Doc ‘The Prime Ministers: Soldiers and Peacemakers’ Is Like Listening to an Old Relative Tell Wandering Stories


This sweeping historical survey automatically limits its audience to diehard history buffs by exclusively assuming the perspective of former ambassador Yehuda Avner, who died in March. Avner, a charming diplomat who advised prime ministers Yitzhak Rabin and Menachem Begin, tells the history of Israel’s major political developments through the myopic lens of his personal experience.

Since his memories are largely episodic, the sizable gaps in Avner’s narrative make it hard to appreciate his storytelling gifts. First he talks about being presented with an extravagant, whipped-cream-topped plate of cottage cheese at a White House dinner during the Ford administration. Then Avner discusses Rabin’s begrudging respect for Henry Kissinger, but only after he touches on the Entebbe crisis. After that, he recalls how put off the Israelis were when Jimmy Carter suggested that they attend peace talks with the Palestine Liberation Organization. Before you know it, Avner and Begin are sitting down with Egyptian president Anwar Sadat for the Camp David Accords.

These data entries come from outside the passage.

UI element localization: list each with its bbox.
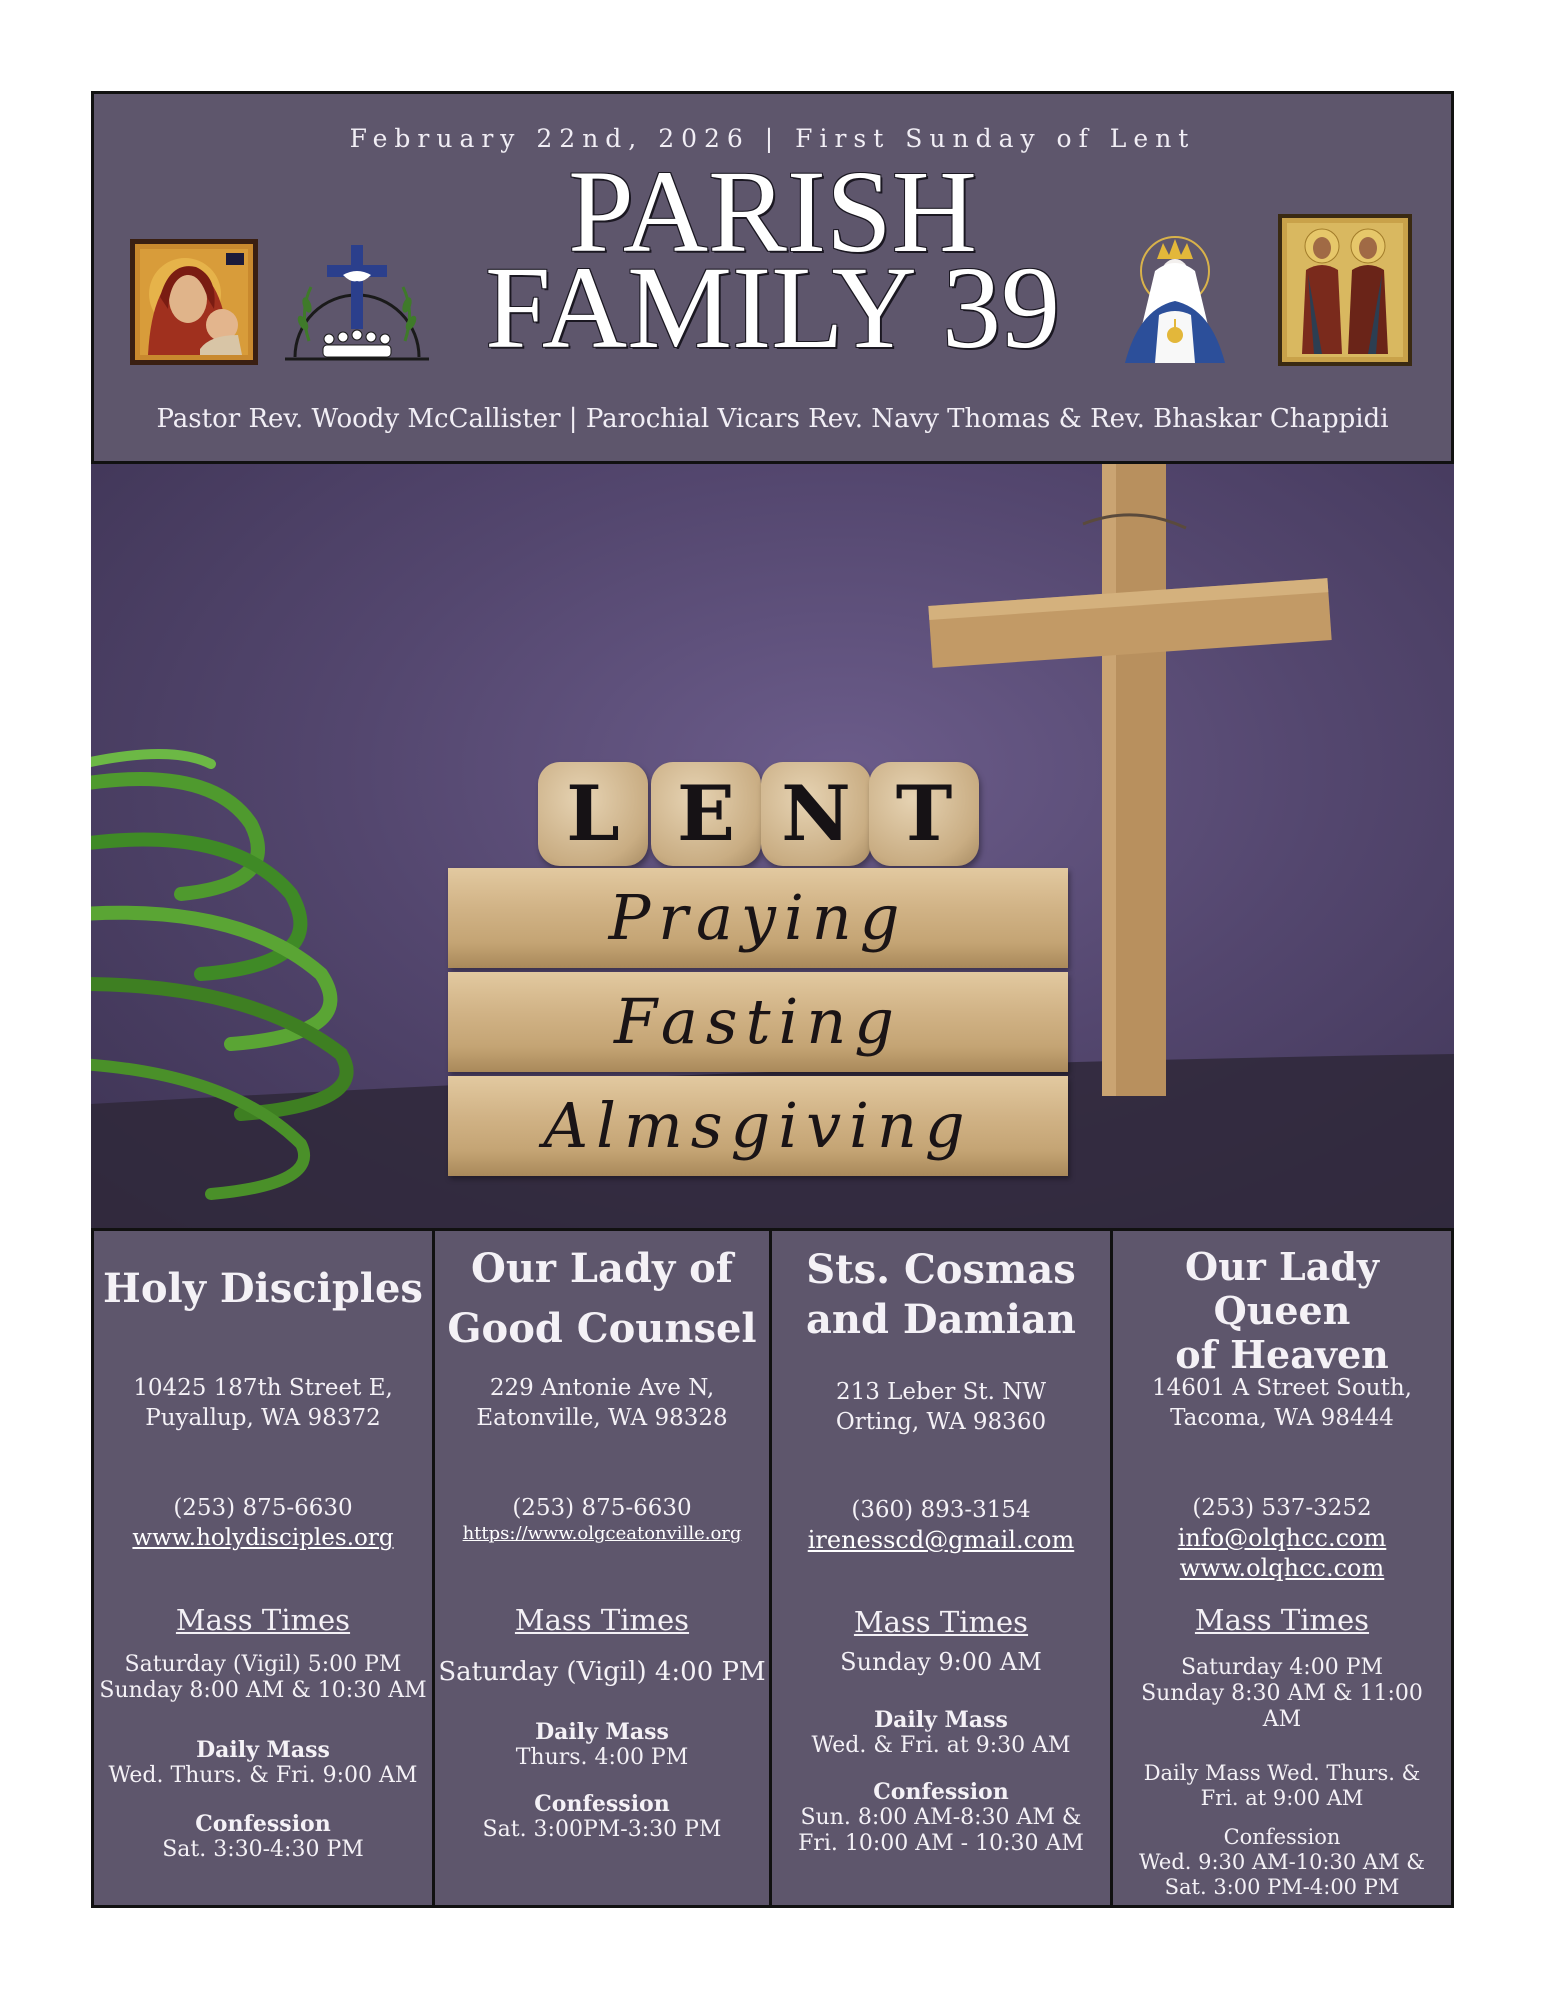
address-line: 229 Antonie Ave N, <box>489 1375 715 1401</box>
email-link[interactable]: irenesscd@gmail.com <box>807 1526 1075 1554</box>
confession <box>1113 1825 1451 1900</box>
parish-contact <box>94 1493 432 1553</box>
date-line: February 22nd, 2026 | First Sunday of Lent <box>349 124 1196 153</box>
daily-mass-line: Daily Mass Wed. Thurs. & <box>1143 1761 1421 1785</box>
mass-times <box>772 1649 1110 1675</box>
mass-line: Sunday 8:30 AM & 11:00 <box>1141 1681 1423 1706</box>
website-link[interactable]: https://www.olgceatonville.org <box>462 1523 742 1544</box>
address-line: 14601 A Street South, <box>1152 1375 1412 1401</box>
daily-mass-line: Wed. & Fri. at 9:30 AM <box>811 1733 1071 1758</box>
confession-line: Sat. 3:30-4:30 PM <box>162 1837 364 1862</box>
title-line-1: PARISH <box>568 146 977 277</box>
header-banner <box>91 91 1454 464</box>
parish-sts-cosmas-and-damian <box>772 1231 1113 1905</box>
mass-line: Saturday (Vigil) 5:00 PM <box>124 1652 402 1677</box>
confession-line: Wed. 9:30 AM-10:30 AM & <box>1139 1850 1425 1874</box>
confession-heading: Confession <box>1223 1825 1341 1849</box>
phone-number: (253) 537-3252 <box>1192 1495 1372 1521</box>
confession-heading: Confession <box>873 1779 1009 1805</box>
confession-line: Sun. 8:00 AM-8:30 AM & <box>800 1805 1082 1830</box>
parish-address <box>94 1373 432 1433</box>
saints-cosmas-damian-icon <box>1278 214 1412 366</box>
parish-holy-disciples <box>94 1231 435 1905</box>
parish-info-grid <box>91 1228 1454 1908</box>
mass-line: Sunday 8:00 AM & 10:30 AM <box>99 1678 427 1703</box>
mass-times <box>1113 1655 1451 1733</box>
address-line: Puyallup, WA 98372 <box>145 1405 381 1431</box>
mass-line: Saturday (Vigil) 4:00 PM <box>438 1657 766 1687</box>
parish-address <box>1113 1373 1451 1433</box>
parish-name <box>435 1239 769 1359</box>
our-lady-queen-icon <box>1119 231 1231 371</box>
daily-mass-heading: Daily Mass <box>535 1719 669 1745</box>
lent-block-l: L <box>538 762 648 866</box>
parish-name-line: Our Lady of <box>471 1245 733 1292</box>
plank-praying: Praying <box>448 868 1068 968</box>
holy-disciples-logo <box>277 231 437 371</box>
parish-name <box>1113 1245 1451 1377</box>
parish-contact <box>435 1493 769 1545</box>
daily-mass-heading: Daily Mass <box>874 1707 1008 1733</box>
confession-line: Fri. 10:00 AM - 10:30 AM <box>798 1831 1084 1856</box>
daily-mass <box>435 1719 769 1771</box>
address-line: 213 Leber St. NW <box>835 1379 1047 1405</box>
phone-number: (360) 893-3154 <box>851 1497 1031 1523</box>
daily-mass-line: Thurs. 4:00 PM <box>515 1745 689 1770</box>
website-link[interactable]: www.holydisciples.org <box>132 1525 394 1551</box>
confession-heading: Confession <box>195 1811 331 1837</box>
parish-name-line: of Heaven <box>1175 1332 1389 1377</box>
parish-our-lady-of-good-counsel <box>435 1231 772 1905</box>
confession <box>435 1791 769 1843</box>
confession <box>772 1779 1110 1857</box>
mass-times-heading: Mass Times <box>175 1603 351 1637</box>
lent-block-n: N <box>761 762 871 866</box>
parish-our-lady-queen-of-heaven <box>1113 1231 1451 1905</box>
plank-almsgiving: Almsgiving <box>448 1076 1068 1176</box>
mass-line: AM <box>1262 1707 1302 1732</box>
confession-heading: Confession <box>534 1791 670 1817</box>
mass-line: Saturday 4:00 PM <box>1180 1655 1384 1680</box>
mass-times-heading: Mass Times <box>1194 1603 1370 1637</box>
address-line: 10425 187th Street E, <box>133 1375 393 1401</box>
clergy-line: Pastor Rev. Woody McCallister | Parochial Vicars Rev. Navy Thomas & Rev. Bhaskar Chappidi <box>156 404 1389 434</box>
parish-name-line: and Damian <box>805 1296 1077 1343</box>
mass-line: Sunday 9:00 AM <box>840 1648 1042 1676</box>
daily-mass-line: Wed. Thurs. & Fri. 9:00 AM <box>108 1763 418 1788</box>
daily-mass <box>1113 1761 1451 1811</box>
lent-hero-image <box>91 464 1454 1228</box>
phone-number: (253) 875-6630 <box>512 1495 692 1521</box>
daily-mass-heading: Daily Mass <box>196 1737 330 1763</box>
parish-contact <box>772 1495 1110 1555</box>
daily-mass-line: Fri. at 9:00 AM <box>1200 1786 1364 1810</box>
parish-name: Holy Disciples <box>103 1265 423 1312</box>
parish-address <box>772 1377 1110 1437</box>
parish-contact <box>1113 1493 1451 1583</box>
parish-name-line: Our Lady Queen <box>1185 1244 1379 1333</box>
title-line-2: FAMILY 39 <box>485 242 1060 373</box>
daily-mass <box>772 1707 1110 1759</box>
email-link[interactable]: info@olqhcc.com <box>1177 1524 1387 1552</box>
mass-times-heading: Mass Times <box>853 1605 1029 1639</box>
daily-mass <box>94 1737 432 1789</box>
mass-times <box>94 1652 432 1704</box>
plank-fasting: Fasting <box>448 972 1068 1072</box>
confession-line: Sat. 3:00 PM-4:00 PM <box>1164 1875 1400 1899</box>
phone-number: (253) 875-6630 <box>173 1495 353 1521</box>
confession-line: Sat. 3:00PM-3:30 PM <box>482 1817 722 1842</box>
parish-name <box>772 1245 1110 1345</box>
address-line: Eatonville, WA 98328 <box>476 1405 728 1431</box>
lent-block-t: T <box>869 762 979 866</box>
website-link[interactable]: www.olqhcc.com <box>1179 1554 1385 1582</box>
lent-block-e: E <box>651 762 761 866</box>
parish-name-line: Sts. Cosmas <box>806 1246 1076 1293</box>
address-line: Orting, WA 98360 <box>835 1409 1047 1435</box>
madonna-icon <box>130 239 258 365</box>
address-line: Tacoma, WA 98444 <box>1170 1405 1394 1431</box>
mass-times <box>435 1659 769 1685</box>
confession <box>94 1811 432 1863</box>
mass-times-heading: Mass Times <box>514 1603 690 1637</box>
parish-address <box>435 1373 769 1433</box>
parish-name-line: Good Counsel <box>447 1305 757 1352</box>
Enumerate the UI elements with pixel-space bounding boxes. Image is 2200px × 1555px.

While the jerky pacing of The Prime Ministers: Soldiers and Peacemakers doesn’t get really manic until Begin’s wife dies, the film’s incessant voiceover narration does often feel like an interminable suppertime history lesson delivered by your favorite poli-sci-obsessed granduncle.

Viewers will inevitably find Avner’s amiable rambling somewhat boring, but only after zoning out and subsequently tuning back in when Avner reveals he was once the Israeli ambassador to Australia, or when he remembers the assassination of Sadat. If you can focus on his narcotizing voice, you will learn some interesting trivia about the people who decided Israeli policymaking, and almost nothing else about the history of Israeli politics.